Next (LON:NXT) has delivered another classic update, following a stronger-than-expected Christmas showing.
In typical fashion, the group continues to exceed previous estimates, up its profit guidance for the year yet again while providing a cautious outlook for the year to come – a positive cocktail which investors have almost come to expect.
Full-price sales growth of 6% for the period translates to underlying growth of 5.7%, comfortably ahead of the 3.5% that the group previously guided. Within this number, UK online sales grew by 3.8%, online Label UK by 9.2% and online overseas by 31.4%. The overseas number is particularly promising given the group’s growth aspirations to add to the success being seen domestically and sets the scene for a high-quality set of full-year results.
Indeed, the overseas offering is one which holds up some interesting prospects. The group believes that international tastes in clothing are beginning to converge, not least of which is due to the increasing visual power, appeal and presence not just of the internet, but also the rise of streaming services which are now increasingly used by younger audiences.

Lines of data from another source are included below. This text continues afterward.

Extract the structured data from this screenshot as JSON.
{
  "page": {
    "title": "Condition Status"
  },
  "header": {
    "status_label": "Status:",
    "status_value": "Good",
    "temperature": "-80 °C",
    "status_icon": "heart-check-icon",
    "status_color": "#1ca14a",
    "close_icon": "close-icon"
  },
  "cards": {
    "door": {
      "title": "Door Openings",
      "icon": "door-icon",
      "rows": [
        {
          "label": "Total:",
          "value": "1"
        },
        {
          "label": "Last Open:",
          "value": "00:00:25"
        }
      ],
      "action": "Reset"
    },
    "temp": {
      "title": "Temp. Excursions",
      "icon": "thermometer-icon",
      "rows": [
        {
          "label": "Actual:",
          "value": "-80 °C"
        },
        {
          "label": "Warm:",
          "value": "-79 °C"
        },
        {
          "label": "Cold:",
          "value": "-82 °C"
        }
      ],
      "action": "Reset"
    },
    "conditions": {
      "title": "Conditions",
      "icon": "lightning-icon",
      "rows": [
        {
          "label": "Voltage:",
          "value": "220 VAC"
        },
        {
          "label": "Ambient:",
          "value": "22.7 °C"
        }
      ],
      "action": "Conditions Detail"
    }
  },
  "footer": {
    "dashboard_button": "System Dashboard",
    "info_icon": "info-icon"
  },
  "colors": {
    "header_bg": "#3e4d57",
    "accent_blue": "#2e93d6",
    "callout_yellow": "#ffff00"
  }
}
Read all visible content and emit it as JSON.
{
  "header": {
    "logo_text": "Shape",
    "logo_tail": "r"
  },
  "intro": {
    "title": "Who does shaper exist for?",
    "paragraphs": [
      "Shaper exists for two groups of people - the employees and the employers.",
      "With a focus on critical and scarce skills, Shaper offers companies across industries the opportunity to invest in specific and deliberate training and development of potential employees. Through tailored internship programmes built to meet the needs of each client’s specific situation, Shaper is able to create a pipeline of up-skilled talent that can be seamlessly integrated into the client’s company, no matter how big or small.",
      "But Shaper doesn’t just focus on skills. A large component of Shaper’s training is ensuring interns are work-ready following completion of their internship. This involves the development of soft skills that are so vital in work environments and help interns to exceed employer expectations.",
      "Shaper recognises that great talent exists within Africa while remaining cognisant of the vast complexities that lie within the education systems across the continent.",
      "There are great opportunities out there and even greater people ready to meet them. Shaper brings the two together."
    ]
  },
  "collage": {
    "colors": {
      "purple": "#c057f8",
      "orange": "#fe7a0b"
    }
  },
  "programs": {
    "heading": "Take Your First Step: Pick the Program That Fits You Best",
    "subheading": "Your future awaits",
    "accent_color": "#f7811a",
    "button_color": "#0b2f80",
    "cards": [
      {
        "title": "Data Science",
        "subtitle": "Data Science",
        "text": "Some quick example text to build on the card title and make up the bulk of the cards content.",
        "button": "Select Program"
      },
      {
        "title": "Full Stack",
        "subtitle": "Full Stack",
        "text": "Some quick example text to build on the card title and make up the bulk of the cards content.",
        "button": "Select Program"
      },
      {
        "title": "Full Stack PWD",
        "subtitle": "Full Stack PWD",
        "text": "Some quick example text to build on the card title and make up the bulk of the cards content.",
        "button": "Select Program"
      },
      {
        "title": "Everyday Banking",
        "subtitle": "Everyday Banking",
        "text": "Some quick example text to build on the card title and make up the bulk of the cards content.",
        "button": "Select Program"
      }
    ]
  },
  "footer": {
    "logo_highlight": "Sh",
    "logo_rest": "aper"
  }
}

More recently the group has leaned towards full-price sales at the expense of discounts, and the strategy has paid off with the company noting that there is an increasing proportion of customers who are buying fewer, but more expensive items, which potentially brings new opportunities for Next slightly higher up the price chain.
The financial health of the company is another focus on which progress has been made. Quite apart from the net debt figure having been reduced by a further £75 million to £625 million, the cash-generative power of the company has enabled the delicately balanced shareholder return programme to continue. Based on its own calculation, Next estimates whether excess capital is best deployed through either share buybacks or dividends. At present, a dividend yield of 2.3% - which has not traditionally been one of the stock’s attractions – is set to grow marginally. By contrast, the total of share buybacks for this year is expected to reach £326 million, of which £302 million has already been completed.
Of equal importance, however, are the prospects for the group over the longer term as it continues to innovate, consolidate and grow its offering within a notoriously competitive environment. Against that backdrop, Next has provided a typically cautious outlook for the year, driven largely by the measures introduced in the Budget.
The group will endure an additional £67 million of wage costs, which it intends to mitigate through a combination of cost savings and price increases of around 1% on its goods. More broadly, Next also expects that the consumer environment may suffer indirectly following the pressure levied on the retail sector. Nonetheless, its guidance for the next financial year is upbeat if cautious, anticipating full-price sales growth of 3.5%, pre-tax profit of £1.046 billion which would represent an increase of 3.6% and earnings per share growth of 6.7%. In the absence of any acquisition opportunities arising, the group also expects to continue the share buyback programme to the tune of £314 million.
The update has been warmly received by the market in early trade, in stark contrast to a weaker general opening across the primary index. The share price gain adds to the 13% rise over the last year, which compares to a hike of 7.3% for the wider FTSE 100, and the 47% spike seen over the last two years. Despite this appreciation, the shares remain undervalued on a historic basis, with perhaps the only surprise being the stock’s perennial inability to move away from a market consensus which remains stubbornly stuck at a hold, albeit a strong one. Based on past performance, it would appear that the naysayers who have doubted the company’s prospects may continue to do so at their peril.